Further, Frost & Sullivan’s Consulting Manager Muthuraman 'Ram' Ramasamy stated: “2017 and beyond will be the era of industrials: every industry and end-market out there will be disrupted by digital in one form or the other. As fear, uncertainty and quest for sustainable performance grips the industry’s ecosystem, solution providers will diversify their focus from energy-centric value-chains to steady-growth hybrid industries, such as food and beverages and lifesciences.” Also, “Traditional automation companies will look to re-position and re-brand themselves in order to better serve customer pressure points. The race to become the next anchor for industrial markets has truly begun.”

Global Automation Industry Outlook, 2017, is part of Frost & Sullivan’s Industrial Automation & Process Control Growth Partnership subscription. The study examines the market for distributed control system (DCS), programmable logic controller (PLC), supervisory control and data acquisition system (SCADA), process safety system, machine safety systems, human-machine interface (HMI), variable frequency drive (VFD), operator training simulators (OTS), general motion control (GMC), sensors and transmitters, flowmeters, manufacturing execution systems (MES), enterprise asset management (EAM), and product lifecycle management (PLM) across key process and discrete industries, such as power, oil and gas, chemicals and petrochemicals, food and beverage, aerospace and defence, and automotive.

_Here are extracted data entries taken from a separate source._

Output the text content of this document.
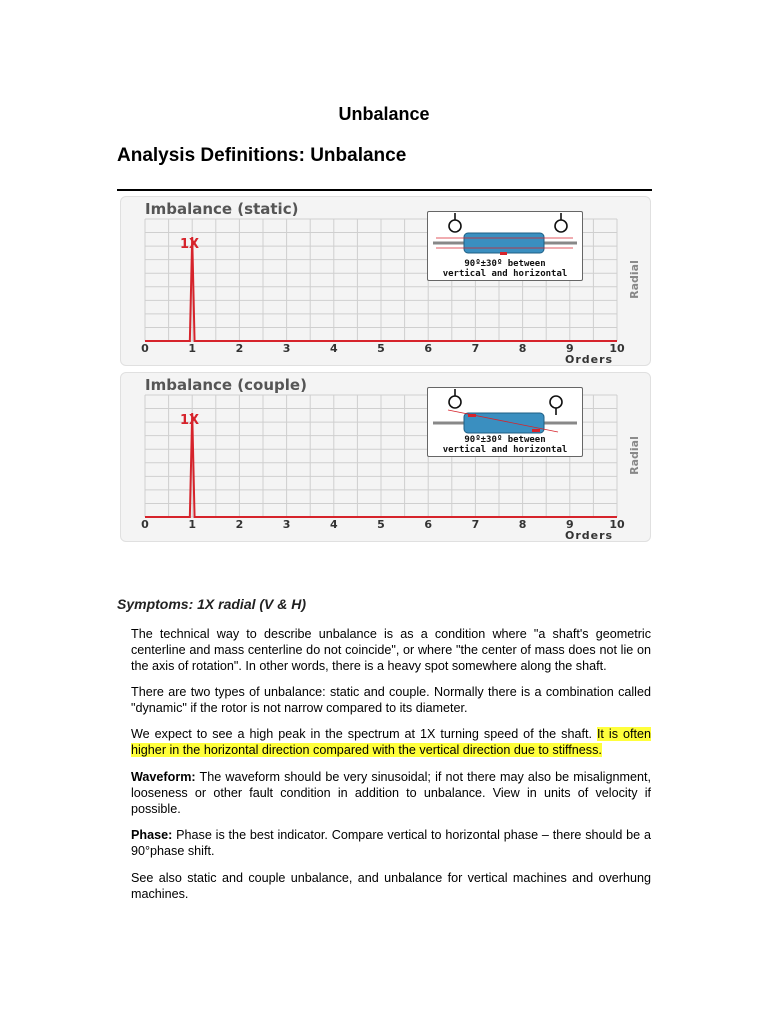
Unbalance
Analysis Definitions: Unbalance
Imbalance (static)
1X
Radial
Orders
0	1	2	3	4	5	6	7	8	9	10
90º±30º between
vertical and horizontal
Imbalance (couple)
1X
Radial
Orders
0	1	2	3	4	5	6	7	8	9	10
90º±30º between
vertical and horizontal
Symptoms: 1X radial (V & H)

The technical way to describe unbalance is as a condition where "a shaft's geometric centerline and mass centerline do not coincide", or where "the center of mass does not lie on the axis of rotation". In other words, there is a heavy spot somewhere along the shaft.

There are two types of unbalance: static and couple. Normally there is a combination called "dynamic" if the rotor is not narrow compared to its diameter.

We expect to see a high peak in the spectrum at 1X turning speed of the shaft. It is often higher in the horizontal direction compared with the vertical direction due to stiffness.

Waveform: The waveform should be very sinusoidal; if not there may also be misalignment, looseness or other fault condition in addition to unbalance. View in units of velocity if possible.

Phase: Phase is the best indicator. Compare vertical to horizontal phase – there should be a 90°phase shift.

See also static and couple unbalance, and unbalance for vertical machines and overhung machines.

A major restraint to the global automation industry was the weakening of investments in the oil and gas segment. With oil prices recovering from late 2016, cautious optimism is obvious in most process industries, and investments are expected to see positive growth in the second half of 2017.

Emerging automation market themes for the next two to three years include:

  • Plant-floor analytics;
  • Convergence of sensing, control, and information platforms;
  • Collaborative robotics in production;
  • Adaptive OT cybersecurity for industrial networks;
  • Augmented reality on the shop floor;
  • Hybridised machines to unlock the benefits of both additive and subtractive manufacturing;
  • Digital twins, or software replication of physical assets, to plan for equipment maintenance and prevent unplanned downtime;
  • Edge analytics and intelligence that can filter out non-critical data;

While today’s market is more about selling additional services to one’s captive installed base, the market will progressively reach a stage wherein inter-platform (between various digital industrial platforms) collaboration will be mandated by end-users. However, the flip side to this will be the constant technology evolution to create the best algorithms in order to drive differentiated insights, while making prudent inroads into a competitor’s installed base.

“In an uncertain global market, end users are looking for open, interoperable, and standards-based system architectures that will increase system flexibility and open up opportunities for innovative applications,” noted Ramakrishnan. “Automation solution providers that can deliver this competitive edge to customers will be the most successful.”